気に入らないことがあれば何らかの制裁を与えることになるんだけど、上記画像にあるような「目をつぶす」みたいなことを平気でやってしまうほど、普通の中学生が狂っていく様子に何かを思わずにはいられません。これもまだマシな方で、少しずつ加速していく狂気にも注目です。
ちなみに本作は1巻完結だけど、前日譚として「ぼくらの☆ひかりクラブ」が全2巻で出版されているので、こちらと合わせて楽しむとより深い狂気が堪能できるでしょう。
老人の町(全2巻)
高齢化社会の最先端と言っても差支えがないほど老人だらけになってしまって、若者にしわ寄せがきている町を舞台にして描かれている作品です。最初はダークな雰囲気を持ったサスペンス漫画かと思ったんだけど、ストーリーが進むにつれてスプラッターホラーのようになっていきます。

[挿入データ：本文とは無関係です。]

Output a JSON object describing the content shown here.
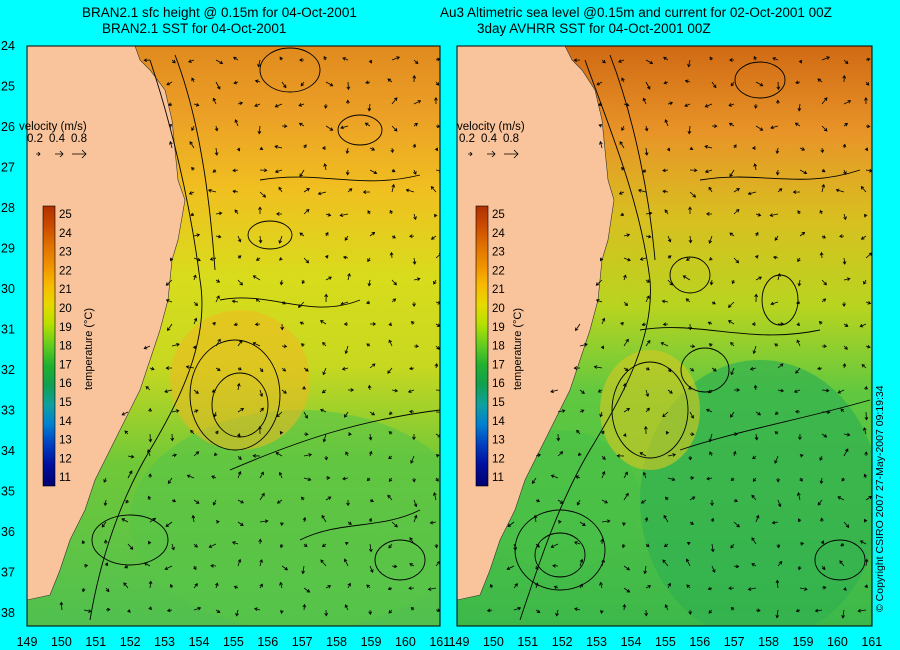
{
  "panels": [
    {
      "title_line1": "BRAN2.1 sfc height @ 0.15m for 04-Oct-2001",
      "title_line2": "BRAN2.1 SST for 04-Oct-2001"
    },
    {
      "title_line1": "Au3 Altimetric sea level  @0.15m and current for 02-Oct-2001 00Z",
      "title_line2": "3day AVHRR SST for 04-Oct-2001 00Z"
    }
  ],
  "velocity_legend": {
    "label": "velocity (m/s)",
    "scale_values": [
      "0.2",
      "0.4",
      "0.8"
    ]
  },
  "colorbar": {
    "label": "temperature (°C)",
    "ticks": [
      "25",
      "24",
      "23",
      "22",
      "21",
      "20",
      "19",
      "18",
      "17",
      "16",
      "15",
      "14",
      "13",
      "12",
      "11"
    ],
    "colors": [
      "#b03000",
      "#cc4a00",
      "#e07000",
      "#f09000",
      "#f8b800",
      "#e8d800",
      "#b8e000",
      "#60cc20",
      "#20b030",
      "#10a050",
      "#10a0a0",
      "#0080d0",
      "#0040c0",
      "#0010a0",
      "#000070"
    ]
  },
  "y_axis_labels": [
    "24",
    "25",
    "26",
    "27",
    "28",
    "29",
    "30",
    "31",
    "32",
    "33",
    "34",
    "35",
    "36",
    "37",
    "38"
  ],
  "x_axis_labels": [
    "149",
    "150",
    "151",
    "152",
    "153",
    "154",
    "155",
    "156",
    "157",
    "158",
    "159",
    "160",
    "161"
  ],
  "copyright": "© Copyright CSIRO 2007   27-May-2007 09:19:34",
  "colors": {
    "background": "#00ffff",
    "land": "#f9c49b",
    "ocean_warm": "#e08a1e",
    "ocean_mid": "#c8d820",
    "ocean_cool": "#3cb84a"
  }
}
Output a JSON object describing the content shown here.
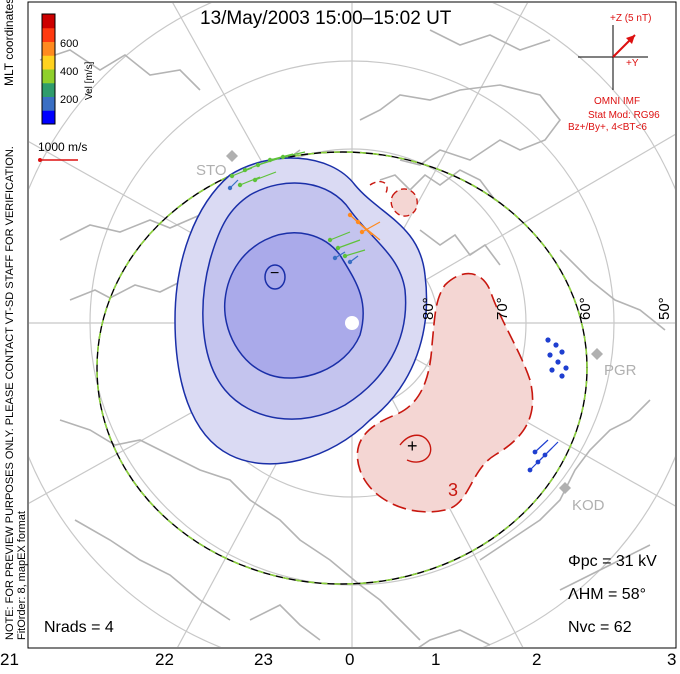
{
  "title": "13/May/2003 15:00–15:02 UT",
  "colorbar": {
    "label": "Vel [m/s]",
    "ticks": [
      "600",
      "400",
      "200"
    ],
    "colors": [
      "#0000ff",
      "#3a6fc4",
      "#2f9c6c",
      "#8fcf2b",
      "#ffd21f",
      "#ff8a1f",
      "#ff3a10",
      "#cc0000"
    ]
  },
  "coordinates_label": "MLT coordinates",
  "reference_vector": "1000 m/s",
  "imf": {
    "z_label": "+Z (5 nT)",
    "y_label": "+Y",
    "source": "OMNI IMF",
    "model": "Stat Mod: RG96",
    "condition": "Bz+/By+, 4<BT<6"
  },
  "latitude_labels": [
    "80°",
    "70°",
    "60°",
    "50°"
  ],
  "mlt_labels": [
    "21",
    "22",
    "23",
    "0",
    "1",
    "2",
    "3"
  ],
  "stations": [
    "STO",
    "PGR",
    "KOD"
  ],
  "contour_labels": {
    "min_marker": "−",
    "max_marker": "+",
    "positive_label": "3"
  },
  "stats": {
    "phi_pc": "Φpc = 31 kV",
    "lambda_hm": "ΛHM = 58°",
    "n_vc": "Nvc = 62",
    "n_rads": "Nrads = 4"
  },
  "notes": {
    "preview": "NOTE: FOR PREVIEW PURPOSES ONLY. PLEASE CONTACT VT-SD STAFF FOR VERIFICATION.",
    "fit": "FitOrder: 8, mapEX format"
  },
  "colors": {
    "negative_fill": "#c9c9f0",
    "negative_inner": "#a7a7ea",
    "negative_line": "#1a2fa8",
    "positive_fill": "#f4d6d3",
    "positive_line": "#c8170f",
    "coast": "#b4b4b4",
    "grid": "#c8c8c8",
    "boundary_green": "#8cd23c"
  }
}
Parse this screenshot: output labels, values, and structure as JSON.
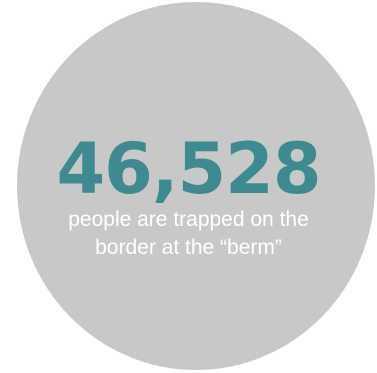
{
  "stat": {
    "value": "46,528",
    "caption_line1": "people are trapped on the",
    "caption_line2": "border at the “berm”"
  },
  "colors": {
    "circle": "#c8c8c8",
    "number": "#3d8a90",
    "caption": "#ffffff"
  }
}
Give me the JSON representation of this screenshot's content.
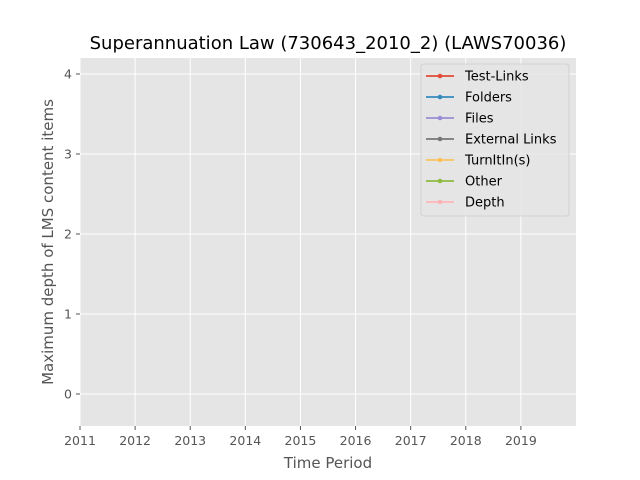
{
  "chart_data": {
    "type": "line",
    "title": "Superannuation Law (730643_2010_2) (LAWS70036)",
    "xlabel": "Time Period",
    "ylabel": "Maximum depth of LMS content items",
    "x_ticks": [
      "2011",
      "2012",
      "2013",
      "2014",
      "2015",
      "2016",
      "2017",
      "2018",
      "2019"
    ],
    "y_ticks": [
      "0",
      "1",
      "2",
      "3",
      "4"
    ],
    "xlim": [
      2011,
      2020
    ],
    "ylim": [
      -0.4,
      4.2
    ],
    "grid": true,
    "legend_position": "top-right",
    "series": [
      {
        "name": "Test-Links",
        "color": "#E24A33",
        "values": []
      },
      {
        "name": "Folders",
        "color": "#348ABD",
        "values": []
      },
      {
        "name": "Files",
        "color": "#988ED5",
        "values": []
      },
      {
        "name": "External Links",
        "color": "#777777",
        "values": []
      },
      {
        "name": "TurnItIn(s)",
        "color": "#FBC15E",
        "values": []
      },
      {
        "name": "Other",
        "color": "#8EBA42",
        "values": []
      },
      {
        "name": "Depth",
        "color": "#FFB5B8",
        "values": []
      }
    ]
  }
}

老人ばかりが優遇されている世の中に不満を持った一部の過激な若者たちが、身近にいる老人たちに矛先を向けていくという展開で、老人たちは虐げられているだけで終わってしまうのかどうか…みたいな部分に大きな見所があります。
高齢化社会に向けた問題提起なんかがあるかと思ったら意外とそういう部分はなく、ただただ老人vs若者の構図をホラー漫画にしたという感じ。全2巻でサクッと読めます。
鏡が来た(全1巻)
「犬夜叉」や「MAO」でお馴染みの高橋留美子氏による短編集です。6つのショートストーリーから構成されているんだけど、そのほとんどにオカルトチックな要素が含まれています。
ぶっちゃけ特別怖いという感じの物語はありません。設定自体は怖いものでも高橋留美子氏ならではのラブコメっぽい空気感によってコーティングされているので、読んでいて気が滅入るという感じにはならないです。
「いたずらに怖い作品じゃなくて、ちょっと不思議なオカルトの世界が楽しみたい」という人には文句なしにおすすめ。収録されている最後のエピソードは同じくサンデーの重鎮・あだち充氏とのコラボ作品になっています。これは全くオカルト要素がなかったけど漫画好きは注目!
あとがき
「原始人の幽霊を見たことがない」という件について、幽霊の寿命説を唱えた人はすごい。